Der Ausguck war im Bug zusammengesunken und hielt sich das schmerzende Bein.
„Santa Madre de Dios“, murmelte er. „Heilige Mutter Gottes – jetzt kommen sie.“ Er blickte zur „Caribian Queen“, und seine Augen weiteren sich in namenlosem Entsetzen.
Hasard stand zu diesem Zeitpunkt auf dem Achterdeck der „Caribian Queen“, nicht weit von Shane und Batuti entfernt. Dieses Mal sparte er nicht mit lobenden Worten, denn die beiden Teufelskerle stellten wirklich unter Beweis, daß sie ihr Metier verstanden. Keiner konnte mit diesem Bogen besser umgehen als sie, und keiner vermochte so viele Treffer zu erzielen. Alle Pfeile saßen im Ziel – eine erstaunliche Leistung.
Sofort erfaßte Hasard die Situation, als die eine Schaluppe abfiel und die andere in den Wind schoß. Er fuhr herum, mit dem Blick suchte er Siri-Tong. Sie stand am Steuerbordschanzkleid und sah zu ihm.
„Achtung!“ rief er ihr zu. „Die Lage solltest du jetzt nutzen!“
Auch sie hatte begriffen. „Anluven!“ rief sie. „Barba! Ruder legen, wir drehen nach Norden hoch!“
„Aye, Sir!“ stieß Barba grimmig hervor. „Sofort, Madam!“
Dann drehte sich der Bugspriet der „Caribian Queen“ nach Norden, und mit einem raschen, behenden Überstag-Manöver ging sie durch den Wind und segelte hart am Wind über Steuerbordbug an die Schaluppe Nummer zwei heran, auf der immer noch alles drunter und drüber ging.
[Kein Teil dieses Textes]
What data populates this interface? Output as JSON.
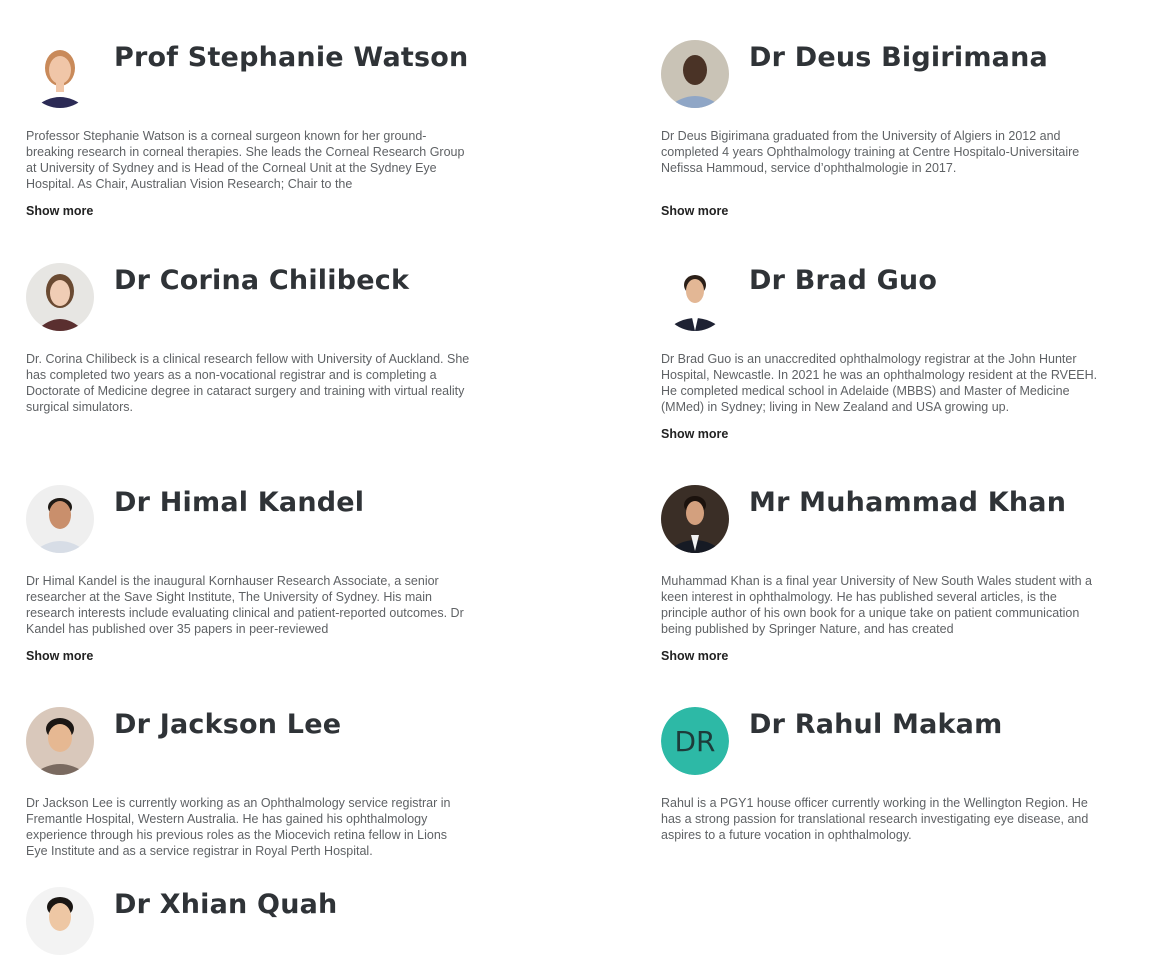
{
  "people": [
    {
      "name": "Prof Stephanie Watson",
      "bio": "Professor Stephanie Watson is a corneal surgeon known for her ground-breaking research in corneal therapies. She leads the Corneal Research Group at University of Sydney and is Head of the Corneal Unit at the Sydney Eye Hospital. As Chair, Australian Vision Research; Chair to the",
      "show_more": "Show more"
    },
    {
      "name": "Dr Deus Bigirimana",
      "bio": "Dr Deus Bigirimana graduated from the University of Algiers in 2012 and completed 4 years Ophthalmology training at Centre Hospitalo-Universitaire Nefissa Hammoud, service d’ophthalmologie in 2017.",
      "show_more": "Show more"
    },
    {
      "name": "Dr Corina Chilibeck",
      "bio": "Dr. Corina Chilibeck is a clinical research fellow with University of Auckland. She has completed two years as a non-vocational registrar and is completing a Doctorate of Medicine degree in cataract surgery and training with virtual reality surgical simulators."
    },
    {
      "name": "Dr Brad Guo",
      "bio": "Dr Brad Guo is an unaccredited ophthalmology registrar at the John Hunter Hospital, Newcastle. In 2021 he was an ophthalmology resident at the RVEEH. He completed medical school in Adelaide (MBBS) and Master of Medicine (MMed) in Sydney; living in New Zealand and USA growing up.",
      "show_more": "Show more"
    },
    {
      "name": "Dr Himal Kandel",
      "bio": "Dr Himal Kandel is the inaugural Kornhauser Research Associate, a senior researcher at the Save Sight Institute, The University of Sydney. His main research interests include evaluating clinical and patient-reported outcomes. Dr Kandel has published over 35 papers in peer-reviewed",
      "show_more": "Show more"
    },
    {
      "name": "Mr Muhammad Khan",
      "bio": "Muhammad Khan is a final year University of New South Wales student with a keen interest in ophthalmology. He has published several articles, is the principle author of his own book for a unique take on patient communication being published by Springer Nature, and has created",
      "show_more": "Show more"
    },
    {
      "name": "Dr Jackson Lee",
      "bio": "Dr Jackson Lee is currently working as an Ophthalmology service registrar in Fremantle Hospital, Western Australia. He has gained his ophthalmology experience through his previous roles as the Miocevich retina fellow in Lions Eye Institute and as a service registrar in Royal Perth Hospital."
    },
    {
      "name": "Dr Rahul Makam",
      "initials": "DR",
      "bio": "Rahul is a PGY1 house officer currently working in the Wellington Region. He has a strong passion for translational research investigating eye disease, and aspires to a future vocation in ophthalmology."
    },
    {
      "name": "Dr Xhian Quah"
    }
  ],
  "colors": {
    "name": "#2f3337",
    "bio": "#5f6265",
    "initials_bg": "#2db9a6"
  }
}
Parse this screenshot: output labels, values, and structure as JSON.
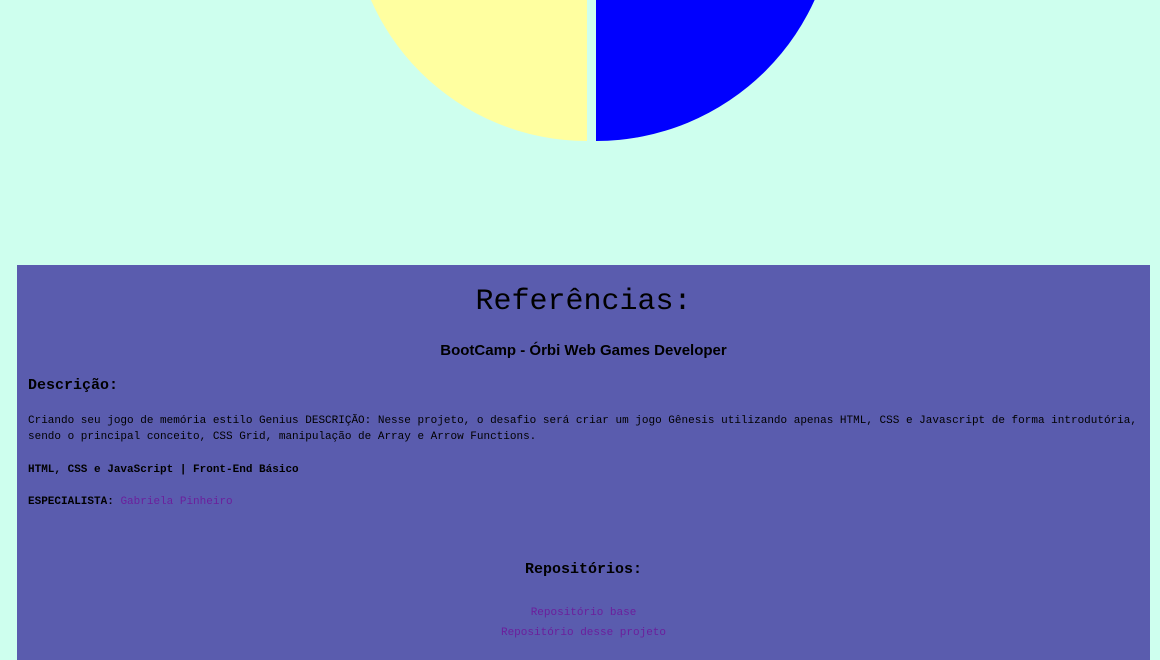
{
  "game": {
    "colors": {
      "yellow": "#ffffa0",
      "blue": "#0000ff"
    }
  },
  "footer": {
    "background": "#5a5cae",
    "title": "Referências:",
    "bootcamp": "BootCamp - Órbi Web Games Developer",
    "description_title": "Descrição:",
    "description_text": "Criando seu jogo de memória estilo Genius DESCRIÇÃO: Nesse projeto, o desafio será criar um jogo Gênesis utilizando apenas HTML, CSS e Javascript de forma introdutória, sendo o principal conceito, CSS Grid, manipulação de Array e Arrow Functions.",
    "tech": "HTML, CSS e JavaScript | Front-End Básico",
    "specialist_label": "ESPECIALISTA:",
    "specialist_name": "Gabriela Pinheiro",
    "repos_title": "Repositórios:",
    "repos": [
      "Repositório base",
      "Repositório desse projeto"
    ]
  }
}
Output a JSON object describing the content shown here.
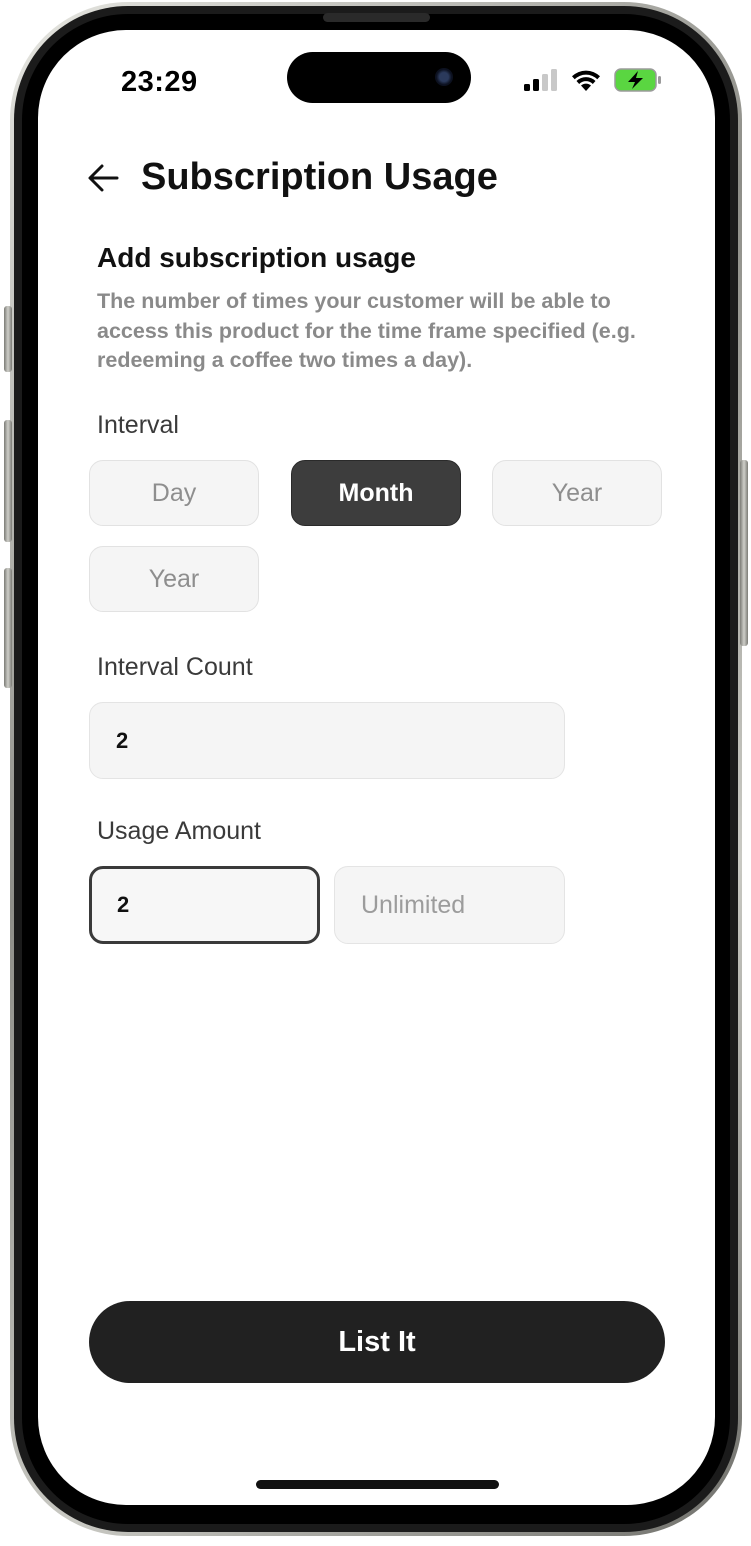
{
  "status_bar": {
    "time": "23:29",
    "icons": [
      "signal-icon",
      "wifi-icon",
      "battery-charging-icon"
    ]
  },
  "header": {
    "back_icon": "arrow-left-icon",
    "title": "Subscription Usage"
  },
  "section": {
    "title": "Add subscription usage",
    "description": "The number of times your customer will be able to access this product for the time frame specified (e.g. redeeming a coffee two times a day)."
  },
  "interval": {
    "label": "Interval",
    "options": [
      {
        "label": "Day",
        "selected": false
      },
      {
        "label": "Month",
        "selected": true
      },
      {
        "label": "Year",
        "selected": false
      },
      {
        "label": "Year",
        "selected": false
      }
    ]
  },
  "interval_count": {
    "label": "Interval Count",
    "value": "2"
  },
  "usage_amount": {
    "label": "Usage Amount",
    "value": "2",
    "unlimited_label": "Unlimited"
  },
  "primary_action": {
    "label": "List It"
  },
  "colors": {
    "selected_chip": "#3d3d3d",
    "primary_button": "#212121",
    "battery_fill": "#5ad641"
  }
}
„Klar zum Gefecht!“ rief Siri-Tong.
Längst waren die Geschütze wieder ausgerannt, und die Männer standen an den Kupferbecken mit den Luntenstöcken in den Händen bereit. Sie entfachten die Enden der Zündschnüre, blickten zu Siri-Tong und warteten ihren Befehl ab.
Der ertönte jetzt, denn der Zweidecker war nahe genug an die Schaluppe herangesegelt.
„Feuer frei!“ schrie Siri-Tong – und schon senkten sich die glimmenden Lunten auf die Bodenstücke der Kanonen.